Bij dit getrouwe joodse overblijfsel sloten zich weldra niet-joden aan die God ook wensten te dienen. Ondanks het feit dat hun voorouders niet in een speciale verhouding tot hem hadden gestaan, was Jehovah nu bereid deze gelovige niet-joden als zijn volk te aanvaarden. Paulus merkte dit op en schreef: „Indien God nu . . . [ons] niet alleen uit de joden maar ook uit de [niet-joodse] natiën heeft geroepen, wat zou dat dan? Het is zoals hij ook in Hosea zegt: ’Ik zal hen die mijn volk niet waren, „mijn volk” noemen.’” — Romeinen 9:22-25.
Zowel joden als niet-joden konden dus Gods uitverkoren volk zijn, met het vooruitzicht als priesters te dienen ten behoeve van de rest van de mensheid.

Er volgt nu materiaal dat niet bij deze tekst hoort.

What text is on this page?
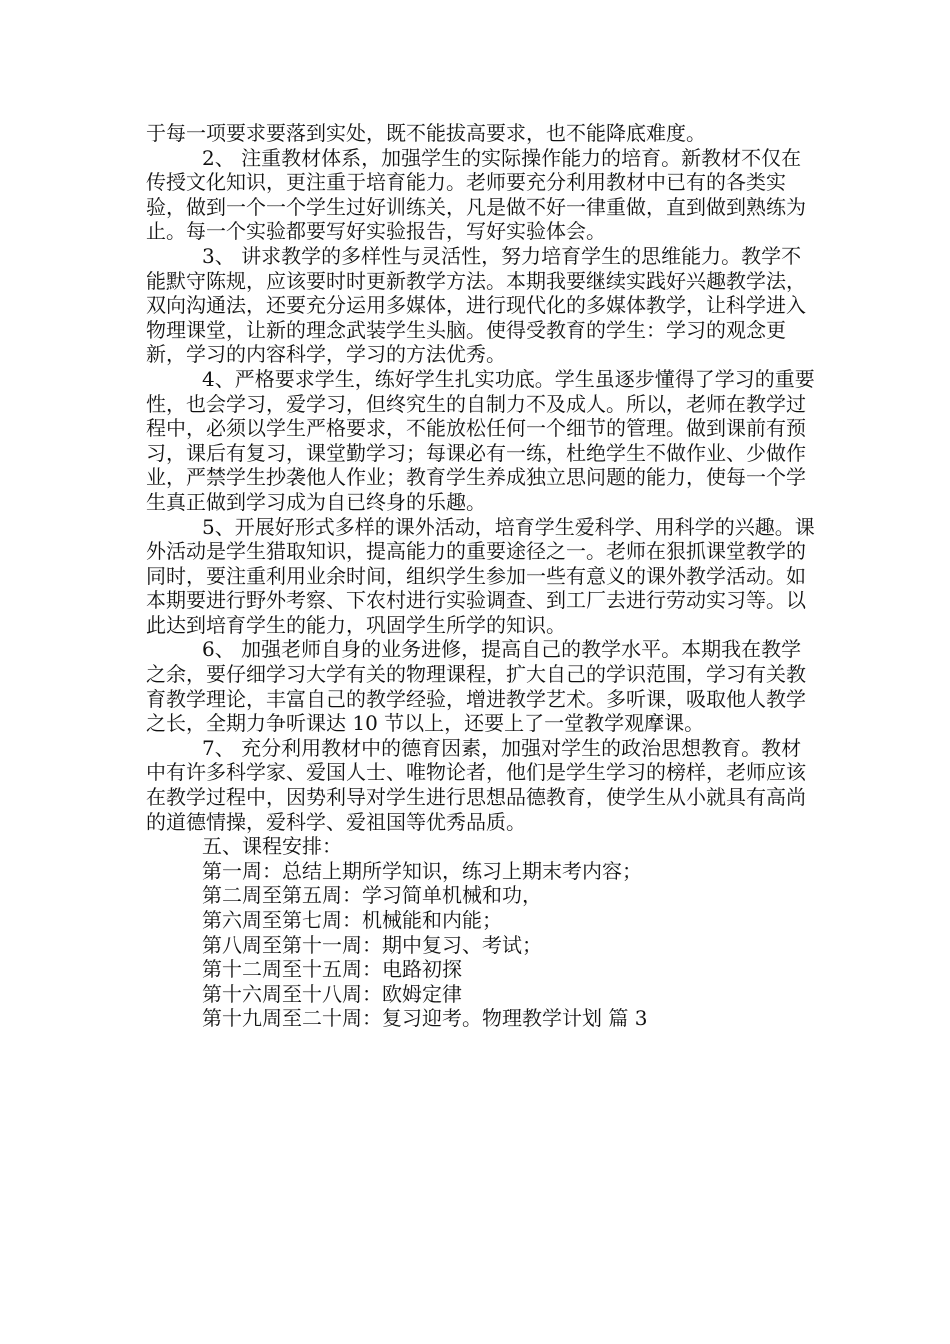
于每一项要求要落到实处，既不能拔高要求，也不能降底难度。

2、 注重教材体系，加强学生的实际操作能力的培育。新教材不仅在传授文化知识，更注重于培育能力。老师要充分利用教材中已有的各类实验，做到一个一个学生过好训练关，凡是做不好一律重做，直到做到熟练为止。每一个实验都要写好实验报告，写好实验体会。

3、 讲求教学的多样性与灵活性，努力培育学生的思维能力。教学不能默守陈规，应该要时时更新教学方法。本期我要继续实践好兴趣教学法，双向沟通法，还要充分运用多媒体，进行现代化的多媒体教学，让科学进入物理课堂，让新的理念武装学生头脑。使得受教育的学生：学习的观念更新，学习的内容科学，学习的方法优秀。

4、严格要求学生，练好学生扎实功底。学生虽逐步懂得了学习的重要性，也会学习，爱学习，但终究生的自制力不及成人。所以，老师在教学过程中，必须以学生严格要求，不能放松任何一个细节的管理。做到课前有预习，课后有复习，课堂勤学习；每课必有一练，杜绝学生不做作业、少做作业，严禁学生抄袭他人作业；教育学生养成独立思问题的能力，使每一个学生真正做到学习成为自已终身的乐趣。

5、开展好形式多样的课外活动，培育学生爱科学、用科学的兴趣。课外活动是学生猎取知识，提高能力的重要途径之一。老师在狠抓课堂教学的同时，要注重利用业余时间，组织学生参加一些有意义的课外教学活动。如本期要进行野外考察、下农村进行实验调查、到工厂去进行劳动实习等。以此达到培育学生的能力，巩固学生所学的知识。

6、 加强老师自身的业务进修，提高自己的教学水平。本期我在教学之余，要仔细学习大学有关的物理课程，扩大自己的学识范围，学习有关教育教学理论，丰富自己的教学经验，增进教学艺术。多听课，吸取他人教学之长，全期力争听课达 10 节以上，还要上了一堂教学观摩课。

7、 充分利用教材中的德育因素，加强对学生的政治思想教育。教材中有许多科学家、爱国人士、唯物论者，他们是学生学习的榜样，老师应该在教学过程中，因势利导对学生进行思想品德教育，使学生从小就具有高尚的道德情操，爱科学、爱祖国等优秀品质。

五、课程安排：

第一周：总结上期所学知识，练习上期末考内容；

第二周至第五周：学习简单机械和功，

第六周至第七周：机械能和内能；

第八周至第十一周：期中复习、考试；

第十二周至十五周：电路初探

第十六周至十八周：欧姆定律

第十九周至二十周：复习迎考。物理教学计划 篇 3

Zich richtend tot getrouwe aanbidders met allerlei nationale achtergronden schreef de christelijke apostel Petrus, een jood van geboorte: „Gij zijt ’een uitverkoren geslacht, een koninklijke priesterschap, een heilige natie, een volk tot een speciaal bezit’ . . . Want eens waart gij geen volk, maar nu zijt gij Gods volk” (1 Petrus 2:9, 10). Dit was de „natie”, mensen met godvruchtige eigenschappen, waarvan Jezus had gezegd dat ze de ’vruchten van Gods koninkrijk’ zou voortbrengen en die zich daarom in een speciale verhouding met Jehovah zou verheugen. — Mattheüs 21:43.

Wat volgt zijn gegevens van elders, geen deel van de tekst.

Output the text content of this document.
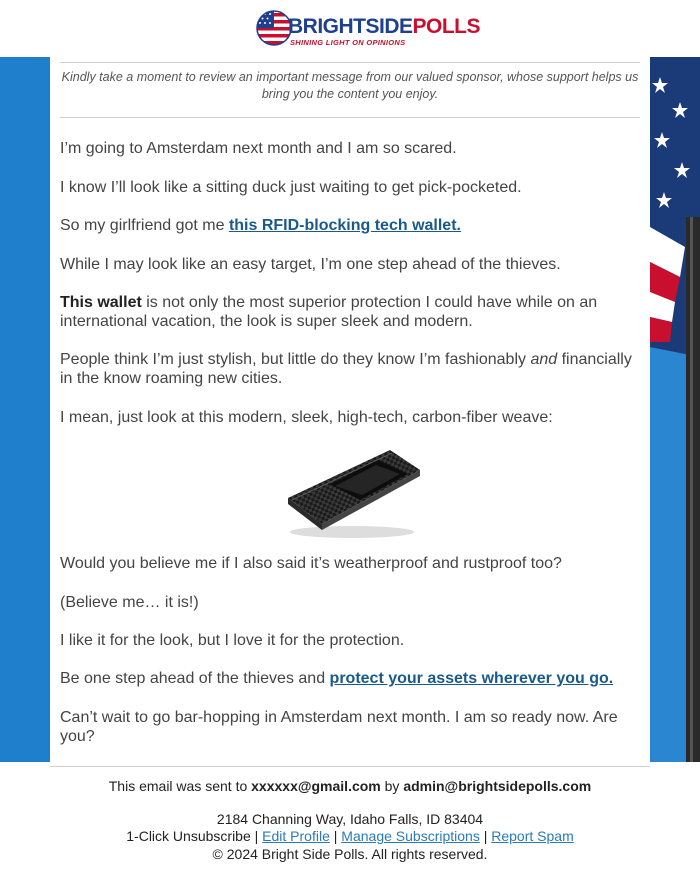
BRIGHTSIDEPOLLS
SHINING LIGHT ON OPINIONS
Kindly take a moment to review an important message from our valued sponsor, whose support helps us bring you the content you enjoy.

I’m going to Amsterdam next month and I am so scared.

I know I’ll look like a sitting duck just waiting to get pick-pocketed.

So my girlfriend got me this RFID-blocking tech wallet.

While I may look like an easy target, I’m one step ahead of the thieves.

This wallet is not only the most superior protection I could have while on an international vacation, the look is super sleek and modern.

People think I’m just stylish, but little do they know I’m fashionably and financially in the know roaming new cities.

I mean, just look at this modern, sleek, high-tech, carbon-fiber weave:

Would you believe me if I also said it’s weatherproof and rustproof too?

(Believe me… it is!)

I like it for the look, but I love it for the protection.

Be one step ahead of the thieves and protect your assets wherever you go.

Can’t wait to go bar-hopping in Amsterdam next month. I am so ready now. Are you?

This email was sent to xxxxxx@gmail.com by admin@brightsidepolls.com
2184 Channing Way, Idaho Falls, ID 83404
1-Click Unsubscribe | Edit Profile | Manage Subscriptions | Report Spam
© 2024 Bright Side Polls. All rights reserved.
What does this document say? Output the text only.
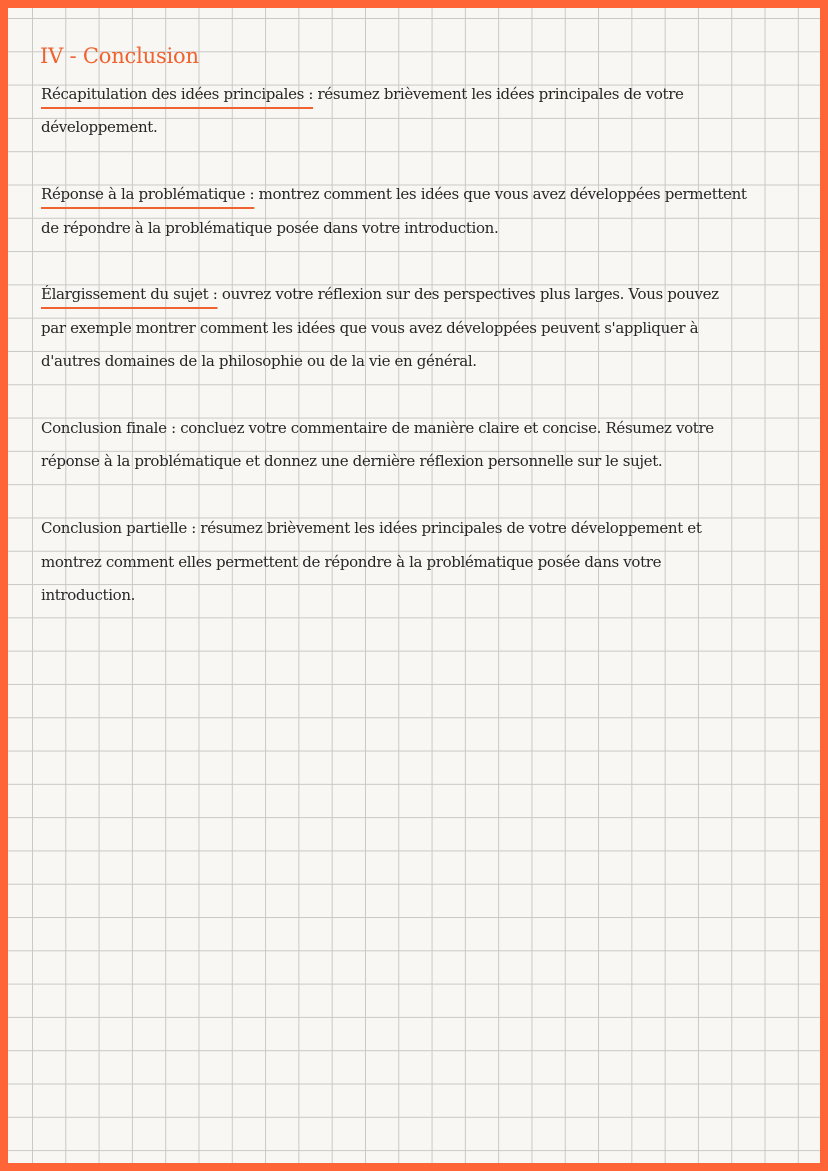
IV - Conclusion

Récapitulation des idées principales : résumez brièvement les idées principales de votre
développement.

Réponse à la problématique : montrez comment les idées que vous avez développées permettent
de répondre à la problématique posée dans votre introduction.

Élargissement du sujet : ouvrez votre réflexion sur des perspectives plus larges. Vous pouvez
par exemple montrer comment les idées que vous avez développées peuvent s'appliquer à
d'autres domaines de la philosophie ou de la vie en général.

Conclusion finale : concluez votre commentaire de manière claire et concise. Résumez votre
réponse à la problématique et donnez une dernière réflexion personnelle sur le sujet.

Conclusion partielle : résumez brièvement les idées principales de votre développement et
montrez comment elles permettent de répondre à la problématique posée dans votre
introduction.
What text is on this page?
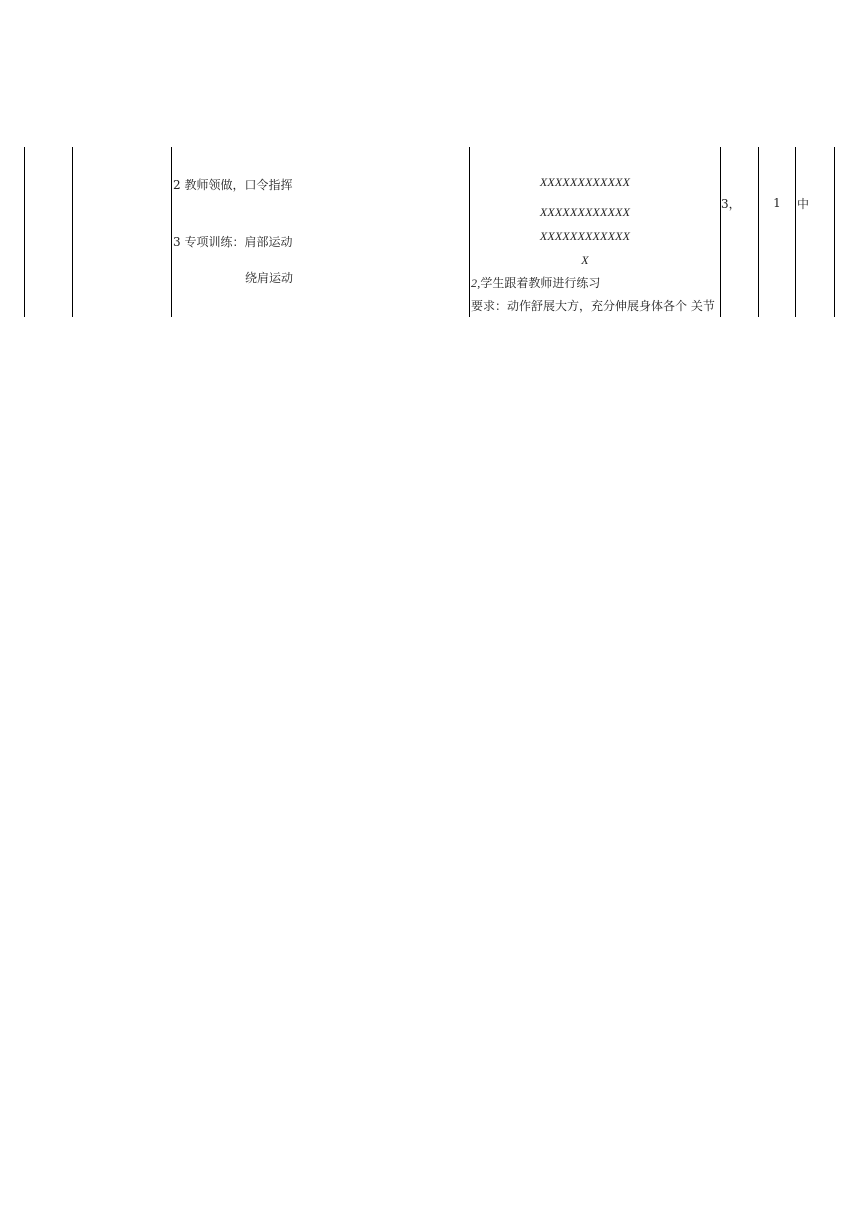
2 教师领做，口令指挥
3 专项训练：肩部运动
绕肩运动
XXXXXXXXXXXX
XXXXXXXXXXXX
XXXXXXXXXXXX
X
2,学生跟着教师进行练习
要求：动作舒展大方，充分伸展身体各个 关节
3，	1	中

God lette op geloof en rechtvaardig gedrag toen hij deze toekomstige priesters uitzocht, niet op een speciale afkomst. Zoals Petrus had opgemerkt: „God [is] niet partijdig . . ., maar in elke natie is de mens die hem vreest en rechtvaardigheid beoefent, aanvaardbaar voor hem.” — Handelingen 10:34, 35.
God betoont niemand derhalve nog speciale gunst op basis van zijn geboorte. Ongeacht hun nationale achtergrond biedt hij mensen de gelegenheid om een band met hem aan te kweken. Laten wij door ons geloof en ons gedrag tonen dat wij Gods volk wensen te zijn.